Speaker 2: I think the two biggest changes are going to be, one, is that organizations have recognized in the pandemic that, let me rephrase it this way. Some organizations have thrived in the pandemic. What they've discovered is they thrive by focusing on what they do best. So McDonald's stock has zoomed up through the pandemic. And what they do, they limited their menu. They limited their menu because they had to restrict the amount of people who could work in the kitchen. And what they discovered is by focusing on their best sellers, they've done incredibly well. So focus, I think, will stay with us afterward. Second thing is this idea that we can be innovative. We can meet over Zoom. We can have a meeting. And by the way, in Zoom there's no hierarchy. Everyone's in a box. So suddenly organizational hierarchy becomes less important and we can do things much more quickly. And I think from the consumer perspective, we expect things to be done quickly and efficiently. And I think that's going to remain. The telemedicine. Why do I have to go to see my doctor? Why can't I just Zoom in and send a photograph of this thing on my arm that I'm uncomfortable about? So I think those things, there'll be a lasting change in terms of focus, in terms of innovation, and also in terms of the role of the consumer in terms of what they expect.
Speaker 1: This has been a terrific interview, Greg. Let me ask another question, if I could, about leadership. And that is, do you think that the pandemic is going to cause boards of directors to kind of re-evaluate the characteristics of a top CEO, let's say, in terms of the next generation CEOs? So will the pandemic have an effect on the skill level of CEOs, healthcare and non-healthcare alike?

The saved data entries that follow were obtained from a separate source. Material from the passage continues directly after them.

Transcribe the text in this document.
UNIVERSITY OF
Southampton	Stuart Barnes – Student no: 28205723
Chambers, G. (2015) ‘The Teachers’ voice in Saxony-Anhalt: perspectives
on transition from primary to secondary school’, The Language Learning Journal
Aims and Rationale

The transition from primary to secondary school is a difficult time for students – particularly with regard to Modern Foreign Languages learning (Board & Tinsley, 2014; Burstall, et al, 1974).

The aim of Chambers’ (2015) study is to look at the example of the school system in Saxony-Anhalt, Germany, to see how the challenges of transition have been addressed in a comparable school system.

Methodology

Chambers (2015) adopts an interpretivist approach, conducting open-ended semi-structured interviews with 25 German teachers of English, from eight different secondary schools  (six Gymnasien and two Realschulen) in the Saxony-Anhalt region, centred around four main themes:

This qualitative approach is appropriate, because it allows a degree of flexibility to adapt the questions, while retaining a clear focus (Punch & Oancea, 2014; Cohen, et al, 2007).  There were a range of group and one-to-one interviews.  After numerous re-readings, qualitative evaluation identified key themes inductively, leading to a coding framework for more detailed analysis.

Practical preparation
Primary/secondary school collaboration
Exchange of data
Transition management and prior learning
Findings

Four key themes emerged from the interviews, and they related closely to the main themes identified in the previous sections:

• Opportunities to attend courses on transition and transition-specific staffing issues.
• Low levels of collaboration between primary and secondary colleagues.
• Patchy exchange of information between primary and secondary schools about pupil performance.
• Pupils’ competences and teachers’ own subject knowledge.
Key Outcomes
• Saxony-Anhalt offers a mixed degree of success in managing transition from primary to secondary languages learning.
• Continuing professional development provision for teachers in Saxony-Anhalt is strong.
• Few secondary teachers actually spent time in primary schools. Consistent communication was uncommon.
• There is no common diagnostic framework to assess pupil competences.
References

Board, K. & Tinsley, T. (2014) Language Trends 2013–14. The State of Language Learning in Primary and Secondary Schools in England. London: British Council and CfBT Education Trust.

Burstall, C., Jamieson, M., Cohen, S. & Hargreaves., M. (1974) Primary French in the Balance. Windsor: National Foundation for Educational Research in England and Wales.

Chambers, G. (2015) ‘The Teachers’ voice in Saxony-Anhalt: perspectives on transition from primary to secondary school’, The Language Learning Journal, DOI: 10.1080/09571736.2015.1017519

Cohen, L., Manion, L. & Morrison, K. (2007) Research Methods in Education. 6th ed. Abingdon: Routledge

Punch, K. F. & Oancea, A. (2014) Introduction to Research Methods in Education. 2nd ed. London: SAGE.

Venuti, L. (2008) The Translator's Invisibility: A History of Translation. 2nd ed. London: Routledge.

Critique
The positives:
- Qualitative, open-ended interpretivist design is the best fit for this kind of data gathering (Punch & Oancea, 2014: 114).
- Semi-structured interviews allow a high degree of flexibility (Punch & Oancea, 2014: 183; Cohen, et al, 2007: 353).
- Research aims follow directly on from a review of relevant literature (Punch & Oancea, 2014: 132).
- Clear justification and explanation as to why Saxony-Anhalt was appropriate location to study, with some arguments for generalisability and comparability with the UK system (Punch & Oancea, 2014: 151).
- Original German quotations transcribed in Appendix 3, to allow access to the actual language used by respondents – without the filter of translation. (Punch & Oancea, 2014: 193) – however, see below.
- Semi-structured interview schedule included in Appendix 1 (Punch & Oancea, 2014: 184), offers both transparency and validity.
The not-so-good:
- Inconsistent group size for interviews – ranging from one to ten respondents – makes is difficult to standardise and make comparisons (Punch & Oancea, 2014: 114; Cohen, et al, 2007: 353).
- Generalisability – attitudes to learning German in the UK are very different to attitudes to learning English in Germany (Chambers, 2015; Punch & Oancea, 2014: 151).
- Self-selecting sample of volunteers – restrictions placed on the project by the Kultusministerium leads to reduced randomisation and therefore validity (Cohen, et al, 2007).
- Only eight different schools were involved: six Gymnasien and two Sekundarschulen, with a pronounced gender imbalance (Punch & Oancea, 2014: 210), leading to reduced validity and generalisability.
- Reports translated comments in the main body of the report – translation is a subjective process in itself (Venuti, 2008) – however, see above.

Speaker 2: So it goes back to the question, almost the first question you asked, Gary, about the MBA students. We were training them for predictable careers. And I think what the CEOs that are going to be successful in the future are not only the CEOs who are good at the highly structured, complicated problems like you see if you're a CFO, but they're also going to have to be good at the highly unstructured, complex and unfamiliar problems. I think that's the big difference. 30 years ago, the CEOs were, if you're the CEO of General Motors, you are a finance person, most likely. And that was a very, very familiar problem, just very difficult. Today, the problems are not just difficult, but they're novel and they're completely much more complex than the other ones. So I think you're going to be looking at people who are better with these unstructured, complicated problems that are the ones that are going to be more successful.
Speaker 1: Maybe even more demand for the MBA degree, Greg.
Speaker 2: I hope so, Gary. I hope so. We're working on it.
Speaker 1: Greg, thank you very much. This has been, as expected, an absolutely terrific interview. Much appreciated.
Speaker 2: Thank you very much, Gary. Pleasure to talk to you.